幸福の宝玉
始まりは突然の帝国の王国への侵攻であった。
軍事演習の名目で集められた兵が一気に国境を越え、王国へなだれ込んできたのだ。
突然の事に王国は成す術無く一気に国境付近は占領された。
兵力は帝国が圧倒的。
例え王国が万全の態勢であっても帝国には敵わなかったであろう。
しかし、それでも王国の兵は一矢報いようと戦闘の準備をしていた。
そんな折、帝国から使者が王国へ遣わされる。
『停戦』・・・使者は長い文言の中にその言葉を口にしたのだ。
「お初にお目にかかります。女王陛下。私は帝国軍将軍、ガストと申します。陛下におかれましてはご機嫌麗し・・・」
「よい」
形式だけはちゃんと整えようと、武器をチラつかされていては興がさめるもの。
まして人目を避けての夜陰にまぎれての会談。
女王は帝国軍の将軍に対し、その矜持を保持したまま問う。
「率直に言え。帝国の目的は何だ?」
ガストは深々と礼をした後、佇まいを正す。
「では、率直に申し上げよう。女王。貴国にある幸福をもたらすと言われる『白銀の雫』を所望する」
ガストの言葉に反応したのは女王では無かった。
その側に仕える者。
「そんな馬鹿な。『白銀の雫』は王国に伝わる秘宝。そんなものをそう易々と・・・」
「よかろう」
「女王陛下?!」
「キサン。国とは何だ?この石か?それとも私か?それともこの国に住む民か?このような石ころで多くの命が失われずに済む」
女王は自身がしていた首飾りを取り、キサンにその首飾りについた真紅の石を見せつけ、言い聞かす。
「そうであるな?」
「もちろん。帝国は約条を守る。私の言葉に嘘偽りはない」
女王は将軍のその言葉を聞くと、首飾りから真紅の石を引きちぎり、将軍に投げつける。
将軍はなんなく受け取ると、その石を眺めた。
「これが?」
「その通り。それで軍を引くのだな?」
「ああ、我が名に懸けて」
「真贋は問わぬのか?」
「構わぬ。それらしきものが手に入ればそれでよい。こちらとしてもこのようなくだらぬ戦、望むところではないからな」
その後、将軍の言葉通り、帝国軍は王国からさん奪の魔手を引くこととなる。
こうして幸福をもたらすと言う王国の秘宝『白銀の雫』は帝国の手に落ちた。
しかし、『白銀の雫』は帝国に幸福を運ばなかった。
それどころか凶報ばかりが帝国中を席巻したのだ。
皇帝の崩御、続いて次々と起こる皇族の伝染病による訃報、仕舞いにはまるで初めから決めてあったかのような支配下にあった国々での独立の蜂起。
ついに帝国は滅びを迎えるのであった。
「では、貴国は何も望みはしないと?」
「はい。元より我が国は帝国が憎くて戦ってきたのではありません。我が国の領土を守るため。ならば、その領土さえ保障していただければ他に何を望みましょう?」
それは戦後処理での会合の場。
帝国を討ちて後の世のイニシアチブを取ろうと各国が躍起になっている最中、王国の女王はその身を引いた。
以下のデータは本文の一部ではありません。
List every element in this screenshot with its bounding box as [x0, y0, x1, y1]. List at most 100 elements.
「私達の手はこの両の手しかありません。故にすくえるものもこの両の手の分だけ。多くを望んだところで、この手から溢れるばかりでございます」
「御高説痛みいる。しかし、そんなもので世が治まるのか?そのような戯言、愚民の前だけでしてもらおう」
「誠にお言葉通り。確かに私はこの場にそぐいませぬ。では、私はこれにて」
そう言って、女王は紛糾する会場を後にした。
「女王陛下。ございました。『白銀の雫』です」
足早に会場を後にしようとする女王にキサンは近寄り、手にしていた『白銀の雫』を女王へ手渡す。
伝国の秘宝を手にして、女王は目を細める。
「程よく血を吸ったようだな」
「帝国には悪い事をしました」
「なに、気にするな。『白銀の雫』は人々に幸福を与える秘宝。だが、無尽蔵に幸福を与えるとは誰も言ってはおらぬ。これはただの入れ物にしかすぎぬ」
そう女王に言われてもやはり心が痛むキサン。
「なぁ、キサン。少なくともこれで妾たちの代は幸福でいられるのだ。それでよいではないか?」
女王の魔性の笑みにキサンの心臓は高鳴る。
後ろめたさと熱情の狭間で、キサンの心は揺れ動く。
女王の手の中には白銀に輝く宝玉の姿があった。